The randomly drawn winner will be announced by March 15, 2024.

Scholarship Points

ScholarshipPoints shares Niche’s lottery-like format, awarding one $2,500 scholarship every month of the year. There is no essay required and students as young as 13 can enter.

DHS students work hard in the library in between this year’s midterms. Are any of them finishing up a quick essay for a scholarship program?

Harder Scholarships: Essays, Videos, etc. Required

Awarding between $5,000 – $25,000, this scholarship is sponsored by Taco Bell. Instead of being needs or achievement-based, this scholarship is all about passion, so students are required to submit a video that tells the story of their true passion.

The January 11th deadline has already passed for this year, but underclassmen can take note of this golden opportunity.

This scholarship, intended only for minority students who demonstrate financial need, grants up to $30,000. To apply, students must be accepted to accredited four-year colleges or universities, be citizens of the United States, and involved in community service and leadership.

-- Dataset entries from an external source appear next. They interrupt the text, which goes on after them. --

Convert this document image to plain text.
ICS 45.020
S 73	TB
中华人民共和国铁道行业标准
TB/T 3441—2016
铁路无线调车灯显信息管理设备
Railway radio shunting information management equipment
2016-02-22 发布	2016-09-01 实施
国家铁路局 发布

Scholarships Open to High School Students of All Years

Due January 31st and granting $1,000, this topically relevant scholarship asks students to explain the negative effects of technology and excess screen time on our lives.

Visionary Scholarship

Offered by the American College Foundation (ACF), this annual program offers financial support to students of all grade levels. Award amounts vary from $1,000 – $5,000 and the deadline is May 1st.